Es ist in Rheinland-Pfalz derzeit eine einmalige Kontrollaktion, die die Struktur- und Genehmigungsdirektion Nord in Koblenz - Regionalstelle Idar-Oberstein - zur fünften Jahreszeit gestartet hat. Und: In einigen Läden sind die Prüfer fündig geworden.

Es seien einige Kostüme mit langen Schnüren im Verkauf gewesen, sagt die Bereichsleiterin für Produktsicherheit, Silvia Müller. Schnüre vor allem im Halsbereich könnten Kindern gefährlich werden, etwa wenn sie an Schlaufen hängenblieben. „Es besteht Strangulationsgefahr.”

Daher hätten Hersteller solcher Kostüme über die vergangenen Jahre Schnüre und Bänder durch Klettverschlüsse oder Druckknöpfe ersetzt, die leicht aufgingen, sagt sie. „Wir vermuten, dass die gefundenen Kostüme noch Altbestände in den Geschäften waren.”

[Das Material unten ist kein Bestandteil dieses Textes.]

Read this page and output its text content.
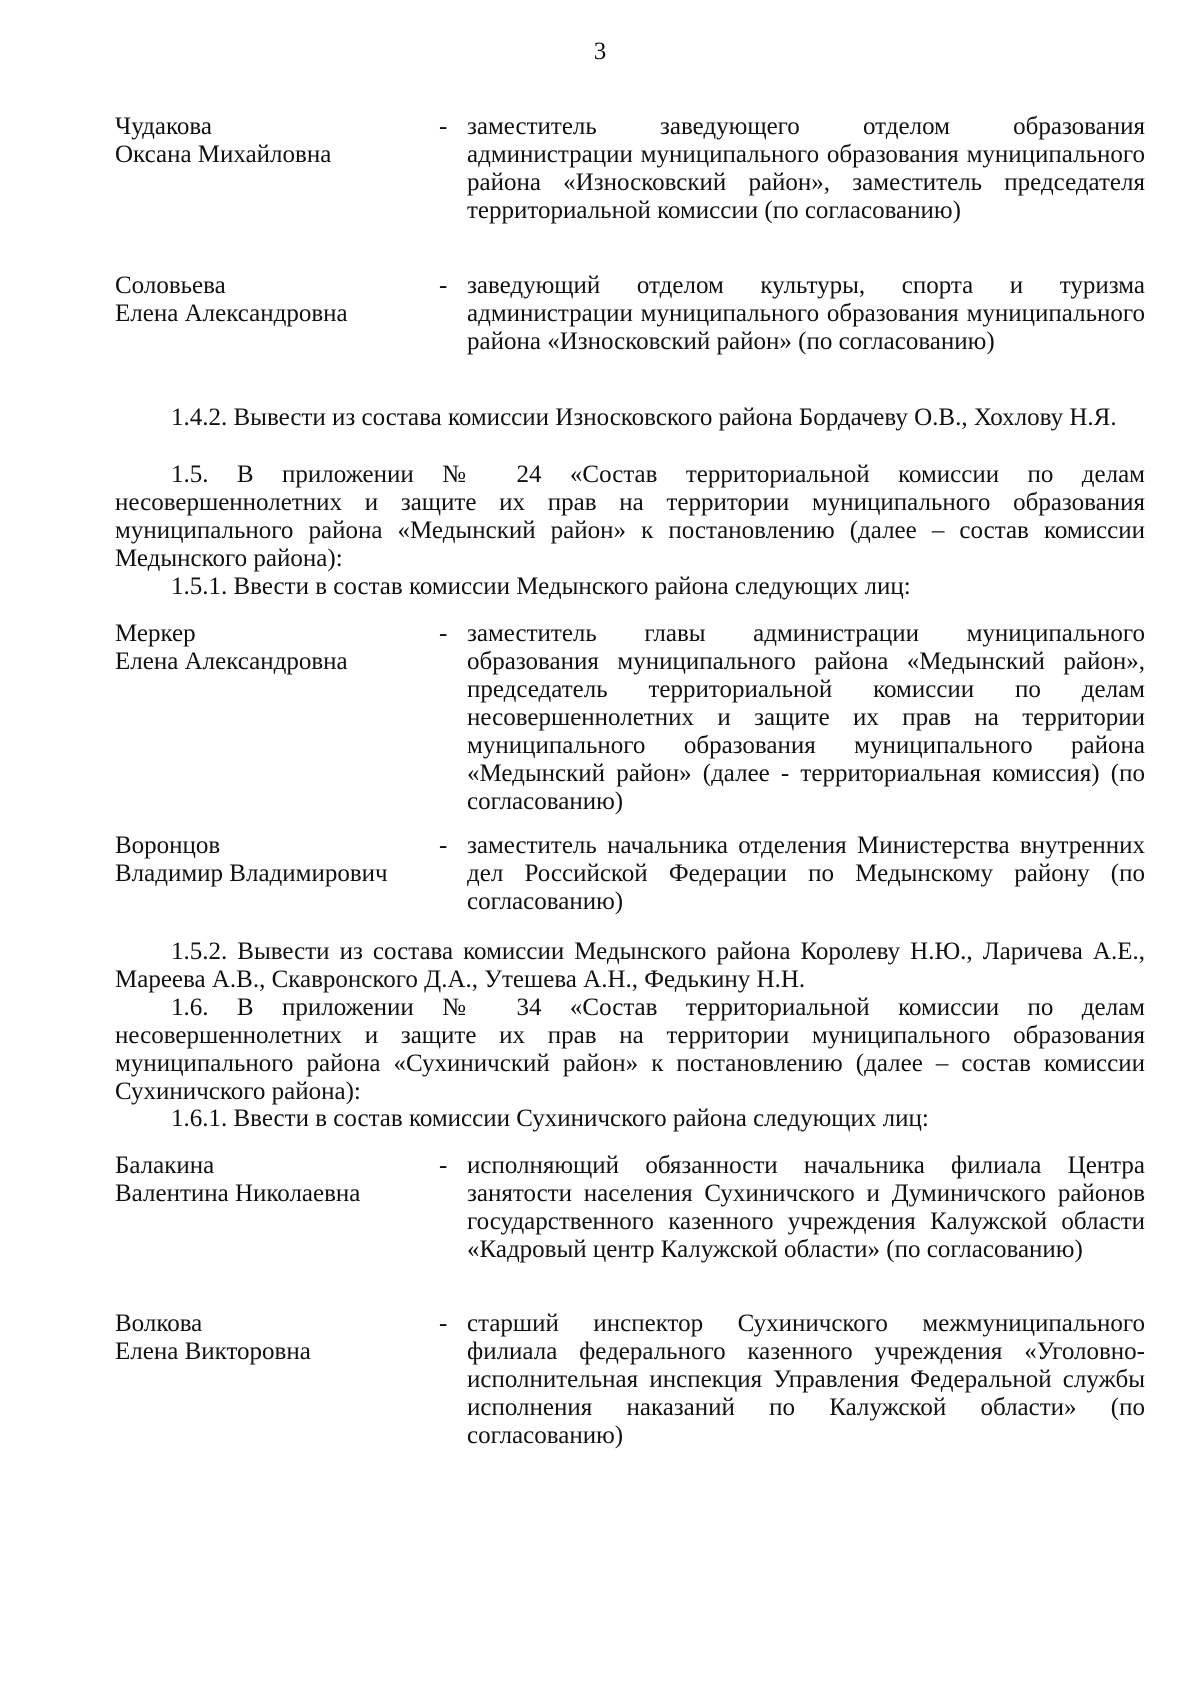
3
Чудакова
Оксана Михайловна
- заместитель заведующего отделом образования администрации муниципального образования муниципального района «Износковский район», заместитель председателя территориальной комиссии (по согласованию)
Соловьева
Елена Александровна
- заведующий отделом культуры, спорта и туризма администрации муниципального образования муниципального района «Износковский район» (по согласованию)
1.4.2. Вывести из состава комиссии Износковского района Бордачеву О.В., Хохлову Н.Я.
1.5. В приложении № 24 «Состав территориальной комиссии по делам несовершеннолетних и защите их прав на территории муниципального образования муниципального района «Медынский район» к постановлению (далее – состав комиссии Медынского района):
1.5.1. Ввести в состав комиссии Медынского района следующих лиц:
Меркер
Елена Александровна
- заместитель главы администрации муниципального образования муниципального района «Медынский район», председатель территориальной комиссии по делам несовершеннолетних и защите их прав на территории муниципального образования муниципального района «Медынский район» (далее - территориальная комиссия) (по согласованию)
Воронцов
Владимир Владимирович
- заместитель начальника отделения Министерства внутренних дел Российской Федерации по Медынскому району (по согласованию)
1.5.2. Вывести из состава комиссии Медынского района Королеву Н.Ю., Ларичева А.Е., Мареева А.В., Скавронского Д.А., Утешева А.Н., Федькину Н.Н.
1.6. В приложении № 34 «Состав территориальной комиссии по делам несовершеннолетних и защите их прав на территории муниципального образования муниципального района «Сухиничский район» к постановлению (далее – состав комиссии Сухиничского района):
1.6.1. Ввести в состав комиссии Сухиничского района следующих лиц:
Балакина
Валентина Николаевна
- исполняющий обязанности начальника филиала Центра занятости населения Сухиничского и Думиничского районов государственного казенного учреждения Калужской области «Кадровый центр Калужской области» (по согласованию)
Волкова
Елена Викторовна
- старший инспектор Сухиничского межмуниципального филиала федерального казенного учреждения «Уголовно-исполнительная инспекция Управления Федеральной службы исполнения наказаний по Калужской области» (по согласованию)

Allgemein sei das Problem aber erkannt. Die Checks der Gewerbeaufsicht seien auch deshalb so wichtig, weil Kostüme & Co von Kindern nicht nur zu Karneval getragen würden, sondern das ganze Jahr über auch bei Geburtstagen und Partys. Bundesweit sind unregelmäßig Kostümkontrolleure im Einsatz.

Zu den Spielsachen, die die Prüfer bei ihren Stichproben mitgenommen haben, gehört auch eine hölzerne Axt. „Sie ist schwerer als eine aus Kunststoff. Das Verletzungsrisiko ist höher”, sagt Haubert. Zudem stünden keine Herstellerangaben darauf. „Da gilt generell: Finger weg!” Eltern von Kindern unter drei Jahren müssten besonders auf verschluckbare Kleinteile an Stäben, Kronen oder Kleidern achten.

Bei ihrem Karnevals-Check haben die Kontrolleure der Gewerbeaufsicht noch mehr im Blick: Sie prüfen, ob Spielsachen möglicherweise unzulässig hohe Schwermetallanteile enthalten. „Wir schauen neben Blei und anderen Schwermetallen vor allem auf den Cadmium-Wert”, sagt Hauberts Kollege Heribert Fuhr. Dabei kommt ein High-Tech-Messgerät zum Einsatz: ein Röntgenfluoreszenzanalysator. Für den Check in einem Spielwarenmarkt hat Haubert eine Hexenmaske und einen Bauarbeiter-Helm ausgewählt.

In einem Lagerraum hält Fuhr zum Röntgen das pistolenartige Messgerät etwa eine Minute auf die Spielsachen, bis er am Computerbildschirm abliest: „Die Grenzwerte für Cadmium sind nicht überschritten und es gibt auch sonst keine Auffälligkeiten.”

Heißt: Maske und Helm können bedenkenlos verkauft werden. Bei der Cadmium-Messung gehe es darum, eine mögliche Umweltgefährdung auszuschließen, erklärt er. Denn das Schwermetall habe eine lange biologische Halbwertzeit von 10 bis 30 Jahren.

Insgesamt habe sich die Qualität von Karnevalsartikeln über die vergangenen Jahre deutlich verbessert, sagt Kontrolleur Haubert. Manchmal sogar so sehr, dass die Kunden verwundert seien.

Beispiel Pistolen: Die dürften nicht mehr so laut knallen - und die Hersteller hielten sich auch an die akustischen Anforderungen. „Es gibt Leute, die bringen die Pistolen in den Laden zurück, weil sie so leise sind und sie denken, die Pistolen seien kaputt”, sagt Müller.